Çocuklarda Öfke Kontrolü İçin 8 Yöntem
Öfke nöbeti şiddetli bir duygusal patlamadır ve çocuklarda çok yaygın bir durumdur. Genelde yaşamın ilk yılının sonunda ortaya çıkar. Aslında öfke kötü bir şey değildir, aksine herkes için faydalı olup kişisel gelişimi için önemlidir. Problem ise öfkenin kendisi değil, çocuklarda öfke kontrolü sağlanamamasıdır. Çocuklarda öfke kontrolü, çocuğun kendi ihtiyaçları ve sınırları hakkında fikirleri olmasıdır. Öfkeli olduklarında duygularını açığa çıkarmak için dili kullanmasıdır ve olumsuz duygusunu anlayıp davranışını ona göre yönlendirmesidir.

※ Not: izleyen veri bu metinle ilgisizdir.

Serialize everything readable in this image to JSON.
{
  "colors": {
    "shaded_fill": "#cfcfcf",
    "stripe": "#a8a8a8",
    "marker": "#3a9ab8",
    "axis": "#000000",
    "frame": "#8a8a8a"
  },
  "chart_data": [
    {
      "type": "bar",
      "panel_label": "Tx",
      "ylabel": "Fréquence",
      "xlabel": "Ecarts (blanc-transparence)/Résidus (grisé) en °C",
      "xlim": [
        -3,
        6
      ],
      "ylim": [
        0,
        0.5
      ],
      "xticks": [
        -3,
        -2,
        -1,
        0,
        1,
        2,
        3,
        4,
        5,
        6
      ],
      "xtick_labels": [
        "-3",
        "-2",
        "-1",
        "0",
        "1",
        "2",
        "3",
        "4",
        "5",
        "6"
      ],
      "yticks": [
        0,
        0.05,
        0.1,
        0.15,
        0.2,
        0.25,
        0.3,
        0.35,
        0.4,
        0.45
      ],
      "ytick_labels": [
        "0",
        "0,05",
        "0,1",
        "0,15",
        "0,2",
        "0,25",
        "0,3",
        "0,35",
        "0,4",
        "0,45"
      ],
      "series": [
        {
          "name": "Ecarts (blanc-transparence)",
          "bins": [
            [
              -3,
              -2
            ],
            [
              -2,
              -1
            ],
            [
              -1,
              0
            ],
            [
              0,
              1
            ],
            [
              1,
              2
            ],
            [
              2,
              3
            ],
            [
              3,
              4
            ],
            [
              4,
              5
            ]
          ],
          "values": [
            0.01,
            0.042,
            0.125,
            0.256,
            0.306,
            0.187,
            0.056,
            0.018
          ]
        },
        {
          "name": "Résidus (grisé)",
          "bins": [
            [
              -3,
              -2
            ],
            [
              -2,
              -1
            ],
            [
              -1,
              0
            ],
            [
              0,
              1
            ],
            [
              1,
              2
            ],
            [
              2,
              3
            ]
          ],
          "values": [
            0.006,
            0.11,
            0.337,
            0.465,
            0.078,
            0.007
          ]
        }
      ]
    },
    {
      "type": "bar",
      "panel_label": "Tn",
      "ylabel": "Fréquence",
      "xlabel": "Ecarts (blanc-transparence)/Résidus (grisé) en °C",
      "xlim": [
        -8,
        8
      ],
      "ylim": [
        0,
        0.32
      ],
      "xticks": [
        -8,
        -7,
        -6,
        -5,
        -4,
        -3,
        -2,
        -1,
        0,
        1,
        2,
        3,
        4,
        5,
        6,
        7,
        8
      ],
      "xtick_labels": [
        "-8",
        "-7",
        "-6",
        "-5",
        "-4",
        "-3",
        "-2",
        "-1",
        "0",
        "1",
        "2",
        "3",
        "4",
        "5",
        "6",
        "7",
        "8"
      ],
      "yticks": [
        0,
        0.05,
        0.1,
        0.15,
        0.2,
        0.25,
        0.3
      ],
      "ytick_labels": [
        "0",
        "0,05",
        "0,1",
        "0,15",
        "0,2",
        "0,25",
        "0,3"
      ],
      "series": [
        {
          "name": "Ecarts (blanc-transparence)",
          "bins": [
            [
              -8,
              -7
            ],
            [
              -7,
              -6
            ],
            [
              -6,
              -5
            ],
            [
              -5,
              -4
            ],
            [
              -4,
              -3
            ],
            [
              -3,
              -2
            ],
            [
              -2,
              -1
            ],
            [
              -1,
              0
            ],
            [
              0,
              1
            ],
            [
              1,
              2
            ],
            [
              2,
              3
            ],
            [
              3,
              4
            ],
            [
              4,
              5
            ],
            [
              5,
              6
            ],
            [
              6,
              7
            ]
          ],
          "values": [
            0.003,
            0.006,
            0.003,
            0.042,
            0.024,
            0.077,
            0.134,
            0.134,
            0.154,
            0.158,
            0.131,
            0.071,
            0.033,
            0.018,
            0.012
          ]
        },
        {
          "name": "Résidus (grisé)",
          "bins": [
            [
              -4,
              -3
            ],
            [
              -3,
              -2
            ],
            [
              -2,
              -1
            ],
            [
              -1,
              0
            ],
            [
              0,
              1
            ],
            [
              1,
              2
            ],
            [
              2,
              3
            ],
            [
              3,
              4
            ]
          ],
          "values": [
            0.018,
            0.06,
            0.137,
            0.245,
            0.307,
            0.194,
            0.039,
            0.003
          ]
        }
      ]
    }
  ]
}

Yeni doğan bir bebek aç kaldığında, sancılı tedaviler gördüğünde, genel olarak hoş olmayan durumlarda huzursuzluk ile tepki gösterir. Bu tepkiler şiddetli ağlamayla başlar ve çocuk büyüdükçe bu duygu karşısında farklılıklar gösterebilir. Duygular her bedende kilitlenmiş bir çeşit enerjidir. Öfke de o duygulardan bir tanesi olup bedenden atılamadığı zaman kontrolsüzce harekete geçer. Yani öfke kontrol edilmediğinde kendisi ve çevresi için zararlı olabilir. Yüksek sesle konuşma, vurma, tokat atma, küfür etme, tehdit etme, eleştirel olma, önyargıyla yaklaşma, öfke nöbeti geçirme gibi durumlar çevreye zarar vermek ve incitmek istediğinin göstergesidir.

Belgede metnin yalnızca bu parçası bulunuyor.